Renat Karchaa, an adviser to the head of the Rosenergoatom company, was earlier cited by Tass news agency as accusing Ukraine of opening fire at the convoy, headed by IAEA General Director Rafael Mariano Grossi.
That report said no one was hurt and that the convoy had returned safely to the Ukrainian-held city of Zaporizhzhia.
The delegation had been visiting the Zaporizhzhia station, where Ukraine and Russia have accused each other of repeated shelling since Russia’s invasion of Ukraine last year that could compromise nuclear safety.

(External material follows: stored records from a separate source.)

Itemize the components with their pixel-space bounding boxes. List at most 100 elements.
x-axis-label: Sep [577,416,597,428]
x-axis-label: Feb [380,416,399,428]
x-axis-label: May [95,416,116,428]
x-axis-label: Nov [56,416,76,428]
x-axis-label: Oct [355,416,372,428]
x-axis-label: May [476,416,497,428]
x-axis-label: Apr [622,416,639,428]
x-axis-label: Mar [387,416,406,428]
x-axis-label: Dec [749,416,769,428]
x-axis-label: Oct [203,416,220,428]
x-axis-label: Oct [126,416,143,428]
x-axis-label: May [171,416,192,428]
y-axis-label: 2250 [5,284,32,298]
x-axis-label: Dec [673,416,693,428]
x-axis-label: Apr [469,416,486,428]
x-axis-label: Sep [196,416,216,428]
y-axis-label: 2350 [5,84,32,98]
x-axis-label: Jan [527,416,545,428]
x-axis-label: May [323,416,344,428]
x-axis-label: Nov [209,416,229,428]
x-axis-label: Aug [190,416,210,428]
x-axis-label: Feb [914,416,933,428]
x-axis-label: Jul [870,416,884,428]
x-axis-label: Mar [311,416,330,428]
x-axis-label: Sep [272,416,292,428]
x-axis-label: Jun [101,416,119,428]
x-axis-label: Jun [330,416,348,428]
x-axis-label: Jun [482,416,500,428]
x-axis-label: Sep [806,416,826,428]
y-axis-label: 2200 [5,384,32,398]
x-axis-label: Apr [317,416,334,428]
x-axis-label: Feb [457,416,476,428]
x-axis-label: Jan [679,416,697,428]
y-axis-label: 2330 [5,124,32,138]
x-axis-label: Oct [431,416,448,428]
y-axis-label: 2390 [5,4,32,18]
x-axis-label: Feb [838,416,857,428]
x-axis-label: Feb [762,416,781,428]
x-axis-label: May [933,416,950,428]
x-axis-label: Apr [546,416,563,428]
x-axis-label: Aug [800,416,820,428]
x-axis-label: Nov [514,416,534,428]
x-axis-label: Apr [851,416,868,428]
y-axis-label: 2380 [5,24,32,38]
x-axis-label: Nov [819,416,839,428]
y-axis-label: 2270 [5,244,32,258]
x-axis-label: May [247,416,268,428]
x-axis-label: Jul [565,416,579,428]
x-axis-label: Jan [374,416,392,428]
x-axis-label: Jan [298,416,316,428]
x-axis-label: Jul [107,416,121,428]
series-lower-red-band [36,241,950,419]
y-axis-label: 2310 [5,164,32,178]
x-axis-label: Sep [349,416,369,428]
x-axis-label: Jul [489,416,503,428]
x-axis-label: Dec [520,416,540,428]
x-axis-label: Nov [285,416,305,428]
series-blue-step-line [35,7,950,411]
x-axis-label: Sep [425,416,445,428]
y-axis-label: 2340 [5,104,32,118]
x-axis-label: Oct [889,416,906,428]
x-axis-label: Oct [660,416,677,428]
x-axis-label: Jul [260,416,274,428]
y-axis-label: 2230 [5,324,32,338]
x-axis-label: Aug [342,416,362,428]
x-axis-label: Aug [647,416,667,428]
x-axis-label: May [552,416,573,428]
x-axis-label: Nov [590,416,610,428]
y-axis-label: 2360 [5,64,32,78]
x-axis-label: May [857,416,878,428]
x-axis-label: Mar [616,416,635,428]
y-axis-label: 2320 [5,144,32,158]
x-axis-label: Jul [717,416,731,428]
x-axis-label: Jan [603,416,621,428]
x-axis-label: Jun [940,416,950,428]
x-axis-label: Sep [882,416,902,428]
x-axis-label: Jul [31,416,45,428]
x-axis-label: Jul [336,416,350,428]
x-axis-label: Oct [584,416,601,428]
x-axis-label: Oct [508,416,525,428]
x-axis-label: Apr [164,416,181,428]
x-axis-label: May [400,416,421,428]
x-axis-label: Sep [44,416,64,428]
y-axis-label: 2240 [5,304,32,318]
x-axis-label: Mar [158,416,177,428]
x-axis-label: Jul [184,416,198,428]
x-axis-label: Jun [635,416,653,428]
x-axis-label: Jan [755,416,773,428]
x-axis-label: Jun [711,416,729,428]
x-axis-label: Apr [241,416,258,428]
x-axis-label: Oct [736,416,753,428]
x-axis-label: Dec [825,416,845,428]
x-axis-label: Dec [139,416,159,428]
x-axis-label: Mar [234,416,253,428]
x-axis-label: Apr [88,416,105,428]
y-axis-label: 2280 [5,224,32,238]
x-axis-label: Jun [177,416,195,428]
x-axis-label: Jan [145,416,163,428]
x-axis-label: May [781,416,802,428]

9:52pm: Lack of water one of multiple safety concerns at Zaporizhzhia power plant
IAEA chief Rafael Grossi said on Thursday that “measures are being taken” to ensure security at Ukraine’s Zaporizhzhia power plant following a large-scale dam breach nearby, but lack of access to water is not the only safety concern at the nuclear station.
In addition to fears of the plant being hit by a stray rocket, “it’s occupied by Russian forces, and the Ukrainians routinely accuse Russians of placing military equipment right inside the reactor buildings”, says FRANCE 24’s Gulliver Cragg, reporting from Ukraine.
9:26pm: US criticises Russia in annual human trafficking report
The US sharpened its criticism of Russia’s record on human trafficking on Thursday, citing Moscow’s treatment of conscripts and Ukrainian children, in an annual report on countries that Washington says are failing to protect victims.
The State Department’s 2023 Trafficking in Persons report kept Russia on a list of “state sponsors” of human trafficking and ranked Russia among the world’s worst at addressing the problem.
A section on Russia included more criticism than last year of Moscow’s detention of people in Ukraine. The report also cited the “forcible transfer of thousands of Ukrainian children to Russia” which is also the subject of an International Criminal Court prosecution against Russian officials including President Vladimir Putin.
“There were also reports of Russian officials forcing, deceiving, or coercing foreign national adults to fight in Russia’s war of aggression against Ukraine,” it added.